Miami seeks entrance into New Market Tax Credit Program that would provide for private investments in low-income areas
By Yudislaidy Fernandez
Miami is applying for a federal tax credit program designed to bring more business and economic growth into the city's low-income communities.
The New Market Tax Credit Program provides tax credits for private investments in areas that suffer from "slum and blight."
Through the program, investors use the newly created Miami Economic Development Fund LLC, a "community development agency" that serves as a vehicle to make the investments.
The program can be used through such vehicles as equity, debt, a mix of the two, and grants to be invested in all types of businesses with a few exceptions — no rental-only housing, financial institutions or businesses like liquor stores, golf courses and tanning salons, according to documents detailing the federal program.
The Miami Economic Development Fund is to be affiliated with the city, which owns 99% of it and the Community Redevelopment Agency 1%, because one requirement was to include an agency that focuses on development in those areas.
"The main purpose is to get private investments into local areas and more job creation," said city Chief Financial Officer Larry Spring. The city commission on July 24 approved creation of the community development entity needed to qualify for the program.
City administrators are to act as members of the created limited liability company, including Mr. Spring, Senior Advisor for Economic Development Lisa S. Mazique, Director of Community Development George Mensah and Mayor Manny Diaz, who sits on the development fund's advisory board.

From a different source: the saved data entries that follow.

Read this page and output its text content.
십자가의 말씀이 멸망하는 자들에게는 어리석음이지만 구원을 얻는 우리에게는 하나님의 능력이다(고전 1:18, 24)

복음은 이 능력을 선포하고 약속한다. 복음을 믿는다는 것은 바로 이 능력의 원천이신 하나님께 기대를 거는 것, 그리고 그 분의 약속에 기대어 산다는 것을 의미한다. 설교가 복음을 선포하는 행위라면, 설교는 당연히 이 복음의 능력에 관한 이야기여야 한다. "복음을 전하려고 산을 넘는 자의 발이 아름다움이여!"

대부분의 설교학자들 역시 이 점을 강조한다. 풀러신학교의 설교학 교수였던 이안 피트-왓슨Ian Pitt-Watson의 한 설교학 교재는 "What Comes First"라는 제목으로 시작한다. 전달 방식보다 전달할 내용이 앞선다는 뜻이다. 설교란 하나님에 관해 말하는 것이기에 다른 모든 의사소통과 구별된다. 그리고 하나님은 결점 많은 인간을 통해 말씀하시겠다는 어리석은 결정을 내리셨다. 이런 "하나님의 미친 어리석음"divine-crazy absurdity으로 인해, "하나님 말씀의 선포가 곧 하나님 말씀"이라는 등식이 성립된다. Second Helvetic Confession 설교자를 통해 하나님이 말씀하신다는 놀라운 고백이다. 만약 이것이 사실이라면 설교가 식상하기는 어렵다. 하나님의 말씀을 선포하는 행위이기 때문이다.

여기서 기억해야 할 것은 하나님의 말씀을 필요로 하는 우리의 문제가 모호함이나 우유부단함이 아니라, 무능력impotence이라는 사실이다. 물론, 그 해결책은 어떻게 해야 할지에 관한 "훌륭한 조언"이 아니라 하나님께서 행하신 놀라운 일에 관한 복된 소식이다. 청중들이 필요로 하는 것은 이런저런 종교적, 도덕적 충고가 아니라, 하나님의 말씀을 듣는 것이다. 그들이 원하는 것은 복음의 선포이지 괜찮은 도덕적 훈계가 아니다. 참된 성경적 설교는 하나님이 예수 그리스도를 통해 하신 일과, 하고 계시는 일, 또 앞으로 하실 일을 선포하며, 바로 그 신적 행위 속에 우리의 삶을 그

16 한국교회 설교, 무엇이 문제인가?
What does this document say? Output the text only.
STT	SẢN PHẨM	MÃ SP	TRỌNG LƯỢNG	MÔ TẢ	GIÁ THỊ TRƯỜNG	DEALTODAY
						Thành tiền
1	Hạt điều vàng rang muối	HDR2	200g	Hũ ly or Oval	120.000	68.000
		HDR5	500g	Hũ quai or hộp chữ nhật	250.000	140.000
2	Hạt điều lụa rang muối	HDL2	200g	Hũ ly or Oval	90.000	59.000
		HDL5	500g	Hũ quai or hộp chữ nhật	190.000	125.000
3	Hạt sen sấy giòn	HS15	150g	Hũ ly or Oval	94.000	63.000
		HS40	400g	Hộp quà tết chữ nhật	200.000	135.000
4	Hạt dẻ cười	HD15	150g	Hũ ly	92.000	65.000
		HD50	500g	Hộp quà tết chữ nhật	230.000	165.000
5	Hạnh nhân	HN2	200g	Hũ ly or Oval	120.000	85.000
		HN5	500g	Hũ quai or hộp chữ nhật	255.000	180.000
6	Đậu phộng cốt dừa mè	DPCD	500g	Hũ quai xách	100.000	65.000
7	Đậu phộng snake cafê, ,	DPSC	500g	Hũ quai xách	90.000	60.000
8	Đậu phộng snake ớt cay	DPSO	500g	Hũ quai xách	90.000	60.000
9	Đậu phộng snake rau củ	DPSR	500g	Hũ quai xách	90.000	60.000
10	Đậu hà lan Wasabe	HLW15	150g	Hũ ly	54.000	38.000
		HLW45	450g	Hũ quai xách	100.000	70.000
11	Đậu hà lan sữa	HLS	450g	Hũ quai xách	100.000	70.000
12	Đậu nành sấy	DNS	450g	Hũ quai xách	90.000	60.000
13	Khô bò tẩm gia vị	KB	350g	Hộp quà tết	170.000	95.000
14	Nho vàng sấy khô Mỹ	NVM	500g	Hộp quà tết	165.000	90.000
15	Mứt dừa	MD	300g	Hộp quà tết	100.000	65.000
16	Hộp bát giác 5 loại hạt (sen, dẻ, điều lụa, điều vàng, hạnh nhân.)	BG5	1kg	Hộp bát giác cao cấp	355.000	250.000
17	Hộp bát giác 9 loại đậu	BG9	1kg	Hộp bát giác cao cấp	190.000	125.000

But at the meeting, commissioners agreed the city must closely oversee the program to make sure small businesses benefit.
"I realize small businesses could benefit greatly from these tax breaks, but we need to have clear parameters of what we want them to do," Chairman Joe Sanchez said.
Mr. Sanchez asked that a report on the program to be sent to all commissioners periodically.
Mr. Spring assured them the "allocations can only be used to support businesses in those areas." Eligible areas are to include Overtown, Little Haiti, Little Havana and Allapattah.
He said the city plans to reach out to qualifying communities to alert investors and business owners of the program's benefits.
If Miami's application is approved, it would be the first time the city has participated in the 6-year-old federal program, Mr. Spring said. "We are ready to move forward with it."
Florida has not taken full advantage of the program, with only about 2% of total allocations going to community development entities in the state, he said.
Since the program began, it has awarded $16 billion in tax credits, according to documents.
This fall, the tax credit program is to award another $3.5 billion to community development entities around the country such as the one Miami hopes to create.
President Bush has asked Congress to extend the program through 2009; it was set to expire in 2008.
Mr. Spring said the program, through the created community development entity, gives the city legal right to attract investors in tax credits. "We take investors' cash and redeploy it back into low-income areas by providing grants to businesses and business owners," he said.
Individual or corporate investors can claim a 39% tax credit based on the amount of their investment for a 7-year credit allowance period, according to the documents.
For the first three years, investors can claim a tax credit of 5% per year, totaling 15%, and credits equaling 6% for each of the remaining four years, totaling 24%.
Investors must adhere to terms of the program's tax credit provisions or risk Internal Revenue Service recapture of the credits.
Mr. Spring said the city is to hire consultants to ensure Miami follows the rules and regulations set by the Treasury Department to help prevent such risks.
Participants must provide the Treasury annual reports detailing how the tax credit monies were invested in low-income communities.
Last year, the Treasury dispersed about $5 billion to entities in the program, with most funds going to support real estate developments and businesses in low-income areas such as charter schools, pharmacies, shopping centers and performing arts centers, according to the documents.
The city has letters of commitment from the community development arms of several banks interested in participating, Mr. Spring said.
US Bancorp pledged to make qualified equity investments of up to $125 million into Miami's Economic Development Fund and Bank of America is willing to make one or more loans of up to $35 million and equity investments of up to $15 million, according to the banks' letters.
Capmark Finance Inc. is to provide a combination of debt and equity financing of up to $125 million and Wachovia Bank agreed to make equity investments of up to $75 million in the city's community development entity, according to the letters.
Mr. Spring said the city hopes to get a response on its application to the tax credit program by September.
If approved, he said, the next step would be to complete agreements with banks and move ahead.